The Event Source module in Security Analytics displays alarms and sends notifications based on alarms that are triggered.
For alarms, consider the following:
Alarms are of two types: automatic (triggered when baselines are exceeded or not met) and manual (configured using thresholds).
- Automatic: If you turn on automatic alerts, the system reports alarms for all event sources that go above or below their normal baselines by the required amount. You can specify the over / under percentage on the Settings Tab.
- Manual: If you turn off automatic alerts, you receive alarms only for the event source groups for which you have specified—and enabled—policies (and thresholds).
- Alarms appear on the UI, in the Alarms Tab.
For notifications, consider the following:
To receive manual notifications (via email, SNMP or Syslog):
- Specify a policy for an event source group.
- Set a high or low (or both) threshold.
- Enable the policy.
To receive automatic (baseline) notifications:
- Baseline alerting must be on.
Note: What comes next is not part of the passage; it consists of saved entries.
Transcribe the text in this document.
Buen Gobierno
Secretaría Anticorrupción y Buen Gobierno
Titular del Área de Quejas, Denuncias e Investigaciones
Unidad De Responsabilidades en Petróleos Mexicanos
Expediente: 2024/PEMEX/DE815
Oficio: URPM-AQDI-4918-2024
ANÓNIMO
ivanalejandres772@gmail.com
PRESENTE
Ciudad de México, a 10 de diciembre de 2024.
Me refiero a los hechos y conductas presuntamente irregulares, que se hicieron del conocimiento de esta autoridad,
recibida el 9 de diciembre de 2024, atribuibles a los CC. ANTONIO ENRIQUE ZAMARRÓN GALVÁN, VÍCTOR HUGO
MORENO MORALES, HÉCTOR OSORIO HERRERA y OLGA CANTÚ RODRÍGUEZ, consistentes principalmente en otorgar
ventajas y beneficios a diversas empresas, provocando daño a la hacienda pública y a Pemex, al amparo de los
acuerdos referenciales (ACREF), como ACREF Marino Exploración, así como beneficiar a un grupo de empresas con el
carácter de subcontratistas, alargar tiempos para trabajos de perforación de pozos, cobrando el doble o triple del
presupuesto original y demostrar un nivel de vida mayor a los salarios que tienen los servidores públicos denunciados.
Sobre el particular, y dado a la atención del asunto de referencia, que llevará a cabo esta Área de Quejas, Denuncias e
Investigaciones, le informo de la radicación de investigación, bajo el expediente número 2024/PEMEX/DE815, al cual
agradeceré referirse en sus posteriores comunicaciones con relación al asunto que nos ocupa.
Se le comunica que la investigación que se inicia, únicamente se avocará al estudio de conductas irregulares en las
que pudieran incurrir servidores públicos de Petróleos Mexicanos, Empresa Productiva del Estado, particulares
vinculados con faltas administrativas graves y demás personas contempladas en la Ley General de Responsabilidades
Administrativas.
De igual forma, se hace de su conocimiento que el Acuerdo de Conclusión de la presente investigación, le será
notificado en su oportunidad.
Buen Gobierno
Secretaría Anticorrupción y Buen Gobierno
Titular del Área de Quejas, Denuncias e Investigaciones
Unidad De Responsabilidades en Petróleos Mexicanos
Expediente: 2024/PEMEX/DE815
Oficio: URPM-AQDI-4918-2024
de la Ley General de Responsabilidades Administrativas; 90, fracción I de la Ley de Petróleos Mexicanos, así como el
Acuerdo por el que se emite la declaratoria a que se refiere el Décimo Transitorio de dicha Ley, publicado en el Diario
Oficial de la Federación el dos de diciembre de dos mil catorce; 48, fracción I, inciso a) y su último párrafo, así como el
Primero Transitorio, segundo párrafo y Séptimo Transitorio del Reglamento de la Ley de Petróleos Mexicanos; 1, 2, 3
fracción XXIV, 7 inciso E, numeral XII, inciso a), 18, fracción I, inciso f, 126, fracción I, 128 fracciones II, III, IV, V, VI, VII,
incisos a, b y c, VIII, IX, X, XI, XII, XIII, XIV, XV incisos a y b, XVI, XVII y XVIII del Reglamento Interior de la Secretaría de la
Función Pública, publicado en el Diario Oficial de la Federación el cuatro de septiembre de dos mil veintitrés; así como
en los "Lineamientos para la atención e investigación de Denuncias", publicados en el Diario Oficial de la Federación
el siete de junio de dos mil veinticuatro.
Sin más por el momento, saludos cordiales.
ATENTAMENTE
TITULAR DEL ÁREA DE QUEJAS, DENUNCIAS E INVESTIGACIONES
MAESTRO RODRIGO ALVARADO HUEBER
This is turned on by default.
- You must enable notifications from automatic monitoring. See Configure Automatic Alerting for details.
- The event source that triggers the alarm must be in a group that has a policy enabled.
If you have automatic alerting turned o, and you have configured a policy and threshold for a group:
- If the event source goes outside its baseline, you see an automatic alert and receive a notification.
- If the event source goes outside its thresholds, you see a manual alert and receive a notification.
- If both occur (threshold and baseline exceeded or not met), you receive two alarms (visible on the Alarms tab) and a notification that indicates both alarms. That notification will list the event source that double alarmed twice; one listing indicating it was an automatic alarm.
Large Email Notifications
If you have set up email notifications, keep in mind that the email can grow very large, depending on the number of event sources in the notification.
If the number of event sources in the alarmed state exceeds 10,000, then the email notification contains the details for only the first 10,000 and a total count. This is to ensure that the email is successfully delivered.
High and Low Thresholds Both Triggered
There may be occasions when both the high and low alarms are both triggered for a particular event source group. The easiest way to see when this happens is to read the email header, which clearly states when both thresholds are triggered, as shown in this image:
In this example, the header states, "High threshold and Low threshold triggered on ciscopix group." To see the details for the low threshold event sources, you may need to scroll down past hundreds, or even thousands, of the high threshold event sources.